Direitos do Cidadão
PFDC participa de seminário sobre proteção integral da infância
Evento promovido pelo MDHC discutiu maternidade adotiva, direitos da criança e medidas de reparação relacionadas ao Caso Fátima Regina
Foto: Divulgação/PFDC
O procurador federal dos direitos do cidadão, Nicolao Dino, participou, nesta quarta-feira (26), do seminário “Proteção Integral da Infância, Maternidade Adotiva e Perspectivas da Pessoa Adotada: Relatório de Mérito nº 264/21 da Comissão Interamericana de Direitos Humanos”, promovido pelo Ministério dos Direitos Humanos e da Cidadania (MDHC). A atividade foi realizada na Escola Superior do Ministério Público da União (ESMPU), em Brasília (DF).
O evento teve como objetivo promover formação e sensibilização sobre o relatório da Comissão Interamericana de Direitos Humanos (CIDH), para difundir parâmetros interamericanos aplicáveis à maternidade adotiva, à adoção e à proteção integral da infância.
Em sua fala, Nicolao Dino destacou que o seminário inaugura o protocolo de cooperação celebrado entre o Ministério Público Federal (MPF), por meio da Procuradoria Federal dos Direitos do Cidadão (PFDC), e o MDHC, que tem como objetivo monitorar a efetivação de tratados internacionais assumidos pelo Brasil. Um desses compromissos é referente ao caso Fátima Regina, que, como Dino declarou, é de “relevo indiscutível”.
Entenda o caso - O Estado brasileiro foi responsabilização internacionalmente pela CIDH, por ter, em 1989, negado a licença-maternidade a uma mãe adotiva, após a adoção de criança recém-nascida. Após tramitação judicial interna, que culminou em decisão desfavorável no Supremo Tribunal Federal, o processo foi levado ao sistema interamericano, com apoio da organização THEMIS – Gênero, Justiça e Direitos Humanos.
Na relatório final, a CIDH reconheceu violações a direitos previstos na Convenção Americana sobre Direitos Humanos, entre eles garantias judiciais, proteção à família, direitos da criança e igualdade perante a lei. A partir dessa constatação, o estado brasileiro assinou um acordo de cumprimento de recomendações propostas pela corte internacional, que incluem medidas de reparação, ações educativas e garantias de não repetição. A realização do seminário é uma das medidas tomadas nacionalmente, no sentido de gerar conscientização e conhecimento sobre temas relacionados à adoção.
Nesse contexto, Dino ressaltou que a experiência do caso Fátima Regina evidencia a historicidade dos direitos humanos e a necessidade permanente de sua afirmação. “Os direitos humanos não são um dado, não caem do céu, são uma invenção humana em constante processo de construção e reconstrução”, afirmou. Para ele, a reflexão promovida pelo seminário contribui para a adoção de medidas de não repetição e para a justa reparação das violações reconhecidas.
Dino enfatizou que a licença-maternidade, seja para mãe biológica ou adotiva, deve ser compreendida como um direito voltado à proteção integral da criança. Também observou que a garantia desse direito permanece relevante no contexto atual, inclusive diante de fatores de discriminação das mulheres no mercado de trabalho. “Esse dado já seria suficiente para reafirmar a importância dessa ação reparatória, afirmativa e educativa”, declarou, ao defender a prevenção de novas violações.
Diálogo - Também presente na mesa de abertura, a diretora da ESMPU, Raquel Branquinho, destacou a relevância do evento como espaço de diálogo, reparação e prevenção. Segundo ela, o reconhecimento dos danos decorrentes do caso concreto representa passo importante para evitar a repetição de situações semelhantes.
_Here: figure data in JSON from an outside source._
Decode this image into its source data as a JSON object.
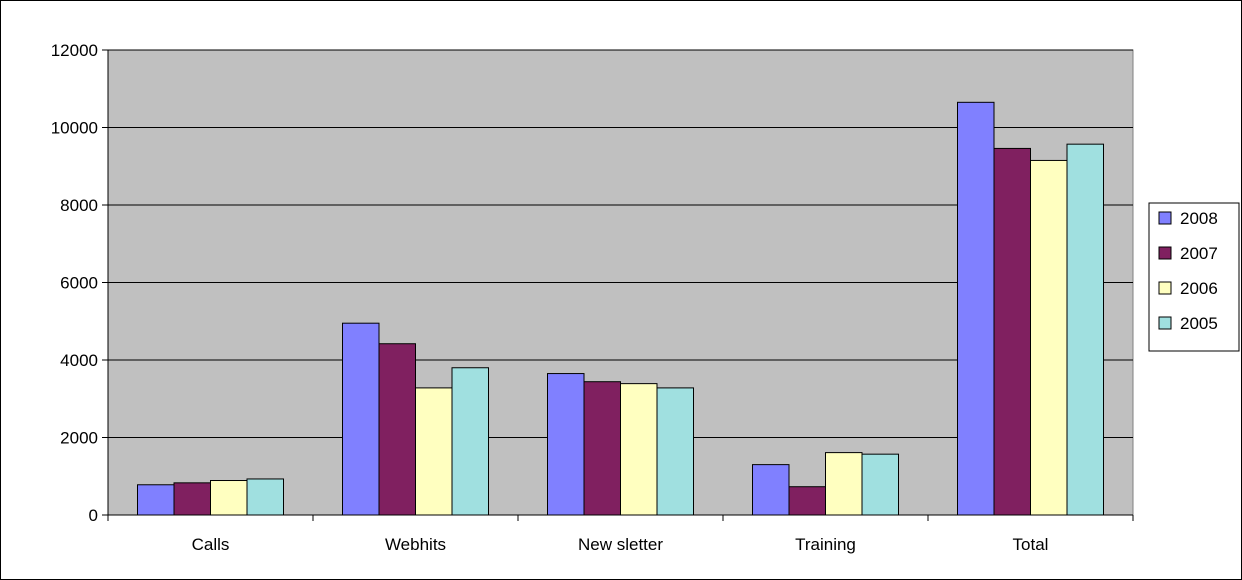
{
  "chart_data": {
    "type": "bar",
    "title": "",
    "xlabel": "",
    "ylabel": "",
    "categories": [
      "Calls",
      "Webhits",
      "New sletter",
      "Training",
      "Total"
    ],
    "series": [
      {
        "name": "2008",
        "color": "#8080ff",
        "values": [
          780,
          4950,
          3650,
          1300,
          10650
        ]
      },
      {
        "name": "2007",
        "color": "#802060",
        "values": [
          830,
          4420,
          3440,
          730,
          9460
        ]
      },
      {
        "name": "2006",
        "color": "#ffffc0",
        "values": [
          890,
          3280,
          3390,
          1610,
          9150
        ]
      },
      {
        "name": "2005",
        "color": "#a0e0e0",
        "values": [
          930,
          3800,
          3280,
          1570,
          9570
        ]
      }
    ],
    "ylim": [
      0,
      12000
    ],
    "yticks": [
      0,
      2000,
      4000,
      6000,
      8000,
      10000,
      12000
    ],
    "grid": true,
    "plot_background": "#c0c0c0",
    "legend_position": "right"
  }
}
Raquel Branquinho afirmou que a parceria com o MDHC e outras instituições permite ampliar o debate sobre temas de interesse da sociedade e dos órgãos do sistema de Justiça. “Temos que aprender com o que foi objeto dessa análise concreta da Comissão, para evitar que qualquer situação semelhante possa ocorrer doravante”, declarou.
Sobre o evento - O seminário foi promovido pelo MDHC, por meio da Assessoria Especial de Assuntos Internacionais, em parceria com a ESMPU, o Ministério das Relações Exteriores, a Advocacia-Geral da União, a Associação ADOTIVA e a organização THEMIS – Gênero, Justiça e Direitos Humanos.
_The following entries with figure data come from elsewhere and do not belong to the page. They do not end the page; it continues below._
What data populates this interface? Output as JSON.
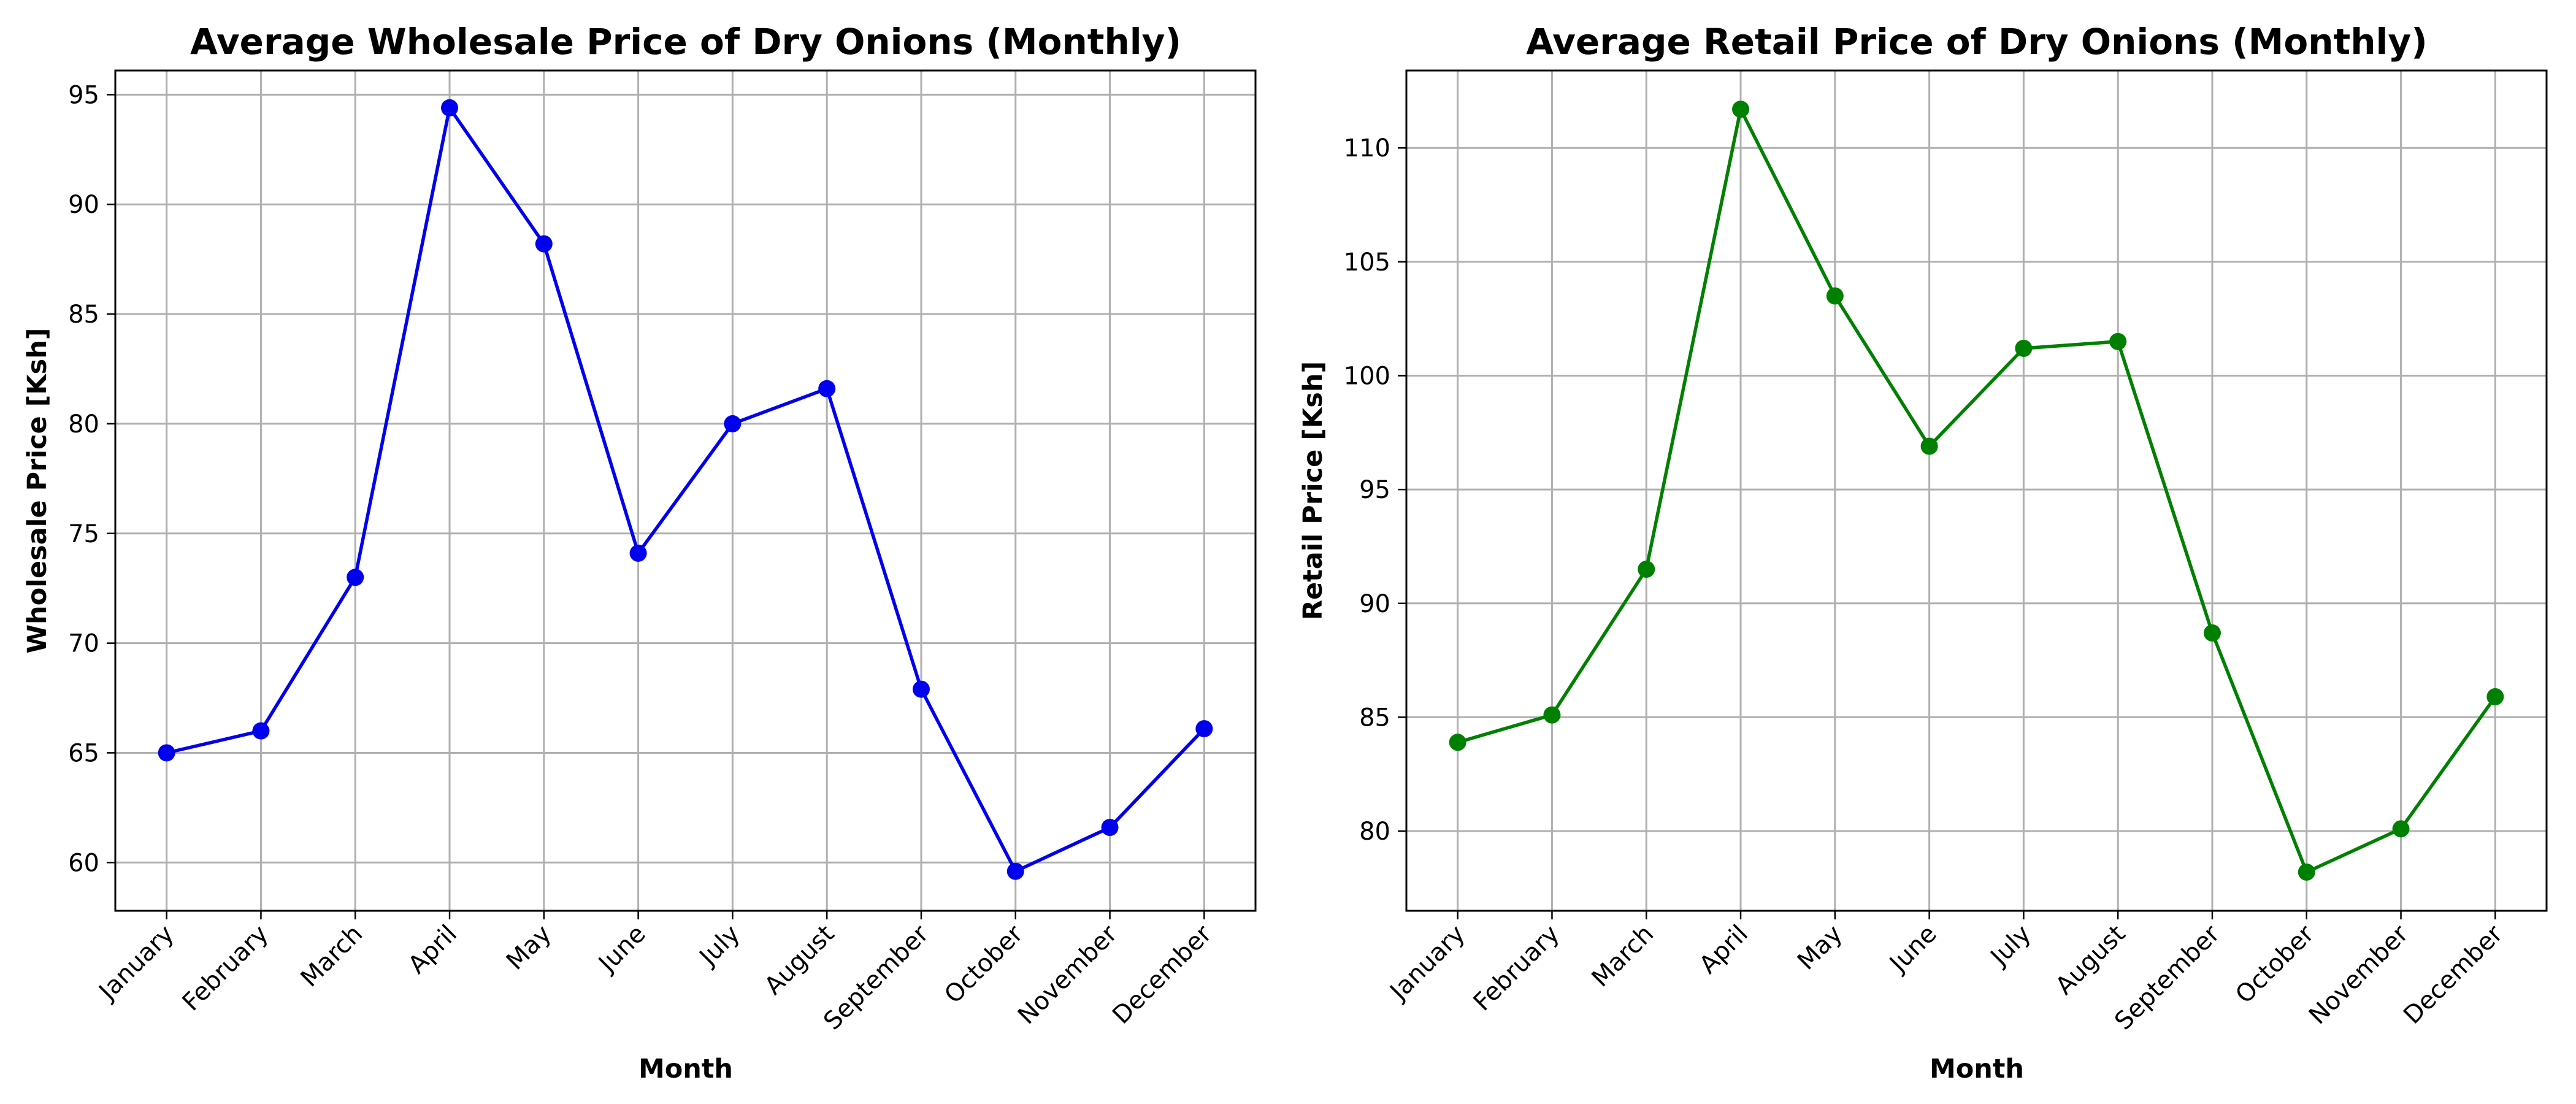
{
  "chart_data": [
    {
      "type": "line",
      "title": "Average Wholesale Price of Dry Onions (Monthly)",
      "xlabel": "Month",
      "ylabel": "Wholesale Price [Ksh]",
      "categories": [
        "January",
        "February",
        "March",
        "April",
        "May",
        "June",
        "July",
        "August",
        "September",
        "October",
        "November",
        "December"
      ],
      "values": [
        65.0,
        66.0,
        73.0,
        94.4,
        88.2,
        74.1,
        80.0,
        81.6,
        67.9,
        59.6,
        61.6,
        66.1
      ],
      "ylim": [
        57.8,
        96.1
      ],
      "yticks": [
        60,
        65,
        70,
        75,
        80,
        85,
        90,
        95
      ],
      "color": "#0000ee",
      "grid": true,
      "marker": "circle"
    },
    {
      "type": "line",
      "title": "Average Retail Price of Dry Onions (Monthly)",
      "xlabel": "Month",
      "ylabel": "Retail Price [Ksh]",
      "categories": [
        "January",
        "February",
        "March",
        "April",
        "May",
        "June",
        "July",
        "August",
        "September",
        "October",
        "November",
        "December"
      ],
      "values": [
        83.9,
        85.1,
        91.5,
        111.7,
        103.5,
        96.9,
        101.2,
        101.5,
        88.7,
        78.2,
        80.1,
        85.9
      ],
      "ylim": [
        76.5,
        113.4
      ],
      "yticks": [
        80,
        85,
        90,
        95,
        100,
        105,
        110
      ],
      "color": "#008000",
      "grid": true,
      "marker": "circle"
    }
  ]
}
A mesa de abertura contou com a participação de autoridades do poder Executivo, Legislativo e Judiciário, além de representantes da sociedade civil e outras organizações. A programação também incluiu dois painéis temáticos e mesa de encerramento, com debates sobre morosidade processual, discriminação contra mães adotivas, licença-maternidade, direito à identidade, racismo, multiparentalidade e proteção integral da criança.